このように、4種類のインタフェースに対応したMy Book Studio Edition IIは、多くの外付けハードディスクがUSB 2.0のみ対応している中にあって、大変重要なポジションにある製品といえます。
ストレスの無いビデオ編集を実現
実際にMacBook Proに接続し、Final Cut Proでビデオ編集をしてみたところ、結果は想像以上でした。FireWire 800経由でMacBook Proに接続したMy Book Studio Edition IIのパワーは絶大で、MacBook Pro単体での編集作業には戻れなくなりました。Apple Motion 3で凝ったパーティクルやフィルタ処理を組み合わせても、ストレスはありませんでした。接続インタフェースが自由に選べる上にMacに接続してすぐにスムーズなビデオ編集、および複雑な3Dオブジェクトや特殊効果のレンダリングが可能な点は、非常に満足しています。容量も2TBありますので、通常の処理で困ることはありません。これで今期からの授業では、映像関係の講義をスムーズに行うことができそうです。また、ビデオ編集用だけではなく、多くのアプリケーションがキャッシュエリアを指定できますので、作業用エリアとしてこの高速外付けハードディスクを積極的に指定することでパフォーマンスを向上させることができます。
最後に、ハードディスクという性質上、逃れることができない発熱問題に関して触れておきましょう。これまでクリエイター向けのハードディスクは大容量で高速だけれど発熱が多く冷却ファンの音がうるさいといった製品がほとんどでした。ハードディスクは高速になればなるほど熱を発生しやすくなり、負荷の高い作業が続くとトラブルが起きやすくなるので仕方がありません。しかし、My Book Studio Edition IIは、低発熱/静音が特長のウエスタンデジタルのGreen Powerドライブを搭載しており、ケースもドライブに合わせて専用で設計しているのでRAIDタイプにもかかわらず冷却ファンを装備していません。そのため、一般的なドライブと比べて少ない電力で静かに運用できる環境に優しいハードディスクになっています。

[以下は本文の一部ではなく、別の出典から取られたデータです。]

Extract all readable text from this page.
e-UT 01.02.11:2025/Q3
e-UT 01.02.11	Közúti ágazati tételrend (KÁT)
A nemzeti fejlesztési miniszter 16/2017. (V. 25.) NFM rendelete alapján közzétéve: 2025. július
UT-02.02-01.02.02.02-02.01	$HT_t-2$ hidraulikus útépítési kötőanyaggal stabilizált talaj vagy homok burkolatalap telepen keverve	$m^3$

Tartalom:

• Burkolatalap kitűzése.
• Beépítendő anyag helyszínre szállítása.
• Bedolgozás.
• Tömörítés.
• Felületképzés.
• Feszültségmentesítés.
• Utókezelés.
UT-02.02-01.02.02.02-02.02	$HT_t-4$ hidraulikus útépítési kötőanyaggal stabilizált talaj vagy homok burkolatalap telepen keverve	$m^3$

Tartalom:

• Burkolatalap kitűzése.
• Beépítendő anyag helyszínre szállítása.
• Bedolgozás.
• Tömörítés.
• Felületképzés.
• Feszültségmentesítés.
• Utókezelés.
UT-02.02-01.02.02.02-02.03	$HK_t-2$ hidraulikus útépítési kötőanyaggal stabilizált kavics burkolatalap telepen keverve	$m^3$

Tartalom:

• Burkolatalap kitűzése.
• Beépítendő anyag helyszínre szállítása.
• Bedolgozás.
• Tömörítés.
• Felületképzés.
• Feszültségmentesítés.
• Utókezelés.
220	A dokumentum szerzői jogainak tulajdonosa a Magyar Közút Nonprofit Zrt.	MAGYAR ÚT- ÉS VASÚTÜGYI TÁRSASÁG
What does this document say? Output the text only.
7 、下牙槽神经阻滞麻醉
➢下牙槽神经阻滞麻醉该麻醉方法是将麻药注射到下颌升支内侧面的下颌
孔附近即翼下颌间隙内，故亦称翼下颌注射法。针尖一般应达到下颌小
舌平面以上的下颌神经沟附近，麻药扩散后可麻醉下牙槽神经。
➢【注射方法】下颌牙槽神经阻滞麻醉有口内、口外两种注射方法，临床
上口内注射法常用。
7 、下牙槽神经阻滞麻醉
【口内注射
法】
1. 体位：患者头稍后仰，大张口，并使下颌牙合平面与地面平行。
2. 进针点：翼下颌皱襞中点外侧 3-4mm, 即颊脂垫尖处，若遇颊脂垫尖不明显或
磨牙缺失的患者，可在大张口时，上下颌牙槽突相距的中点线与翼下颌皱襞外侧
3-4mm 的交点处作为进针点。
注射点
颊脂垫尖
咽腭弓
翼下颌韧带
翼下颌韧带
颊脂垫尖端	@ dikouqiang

My Book Studio Edition IIは、高速なインタフェースとRAID機能、低発熱ドライブ、専用ケースを組み合わせることによって従来の問題を解消したクリエイター(特に個人の)にとって理想的な製品と言えるでしょう。おそらく、搭載するドライブの特徴を完全に把握し、かつそれを安定して供給することができる製造元のメーカーでなければこのような製品は生み出すことができなかったのではないでしょうか? My Book Studio Edition IIは、単にデザインの良いRAIDタイプの外付けハードディスクというだけではなく、これまでとは異なったコンセプトの製品であり、さまざまな意味でクリエイターに快適な作業環境を提供してくれるはずです。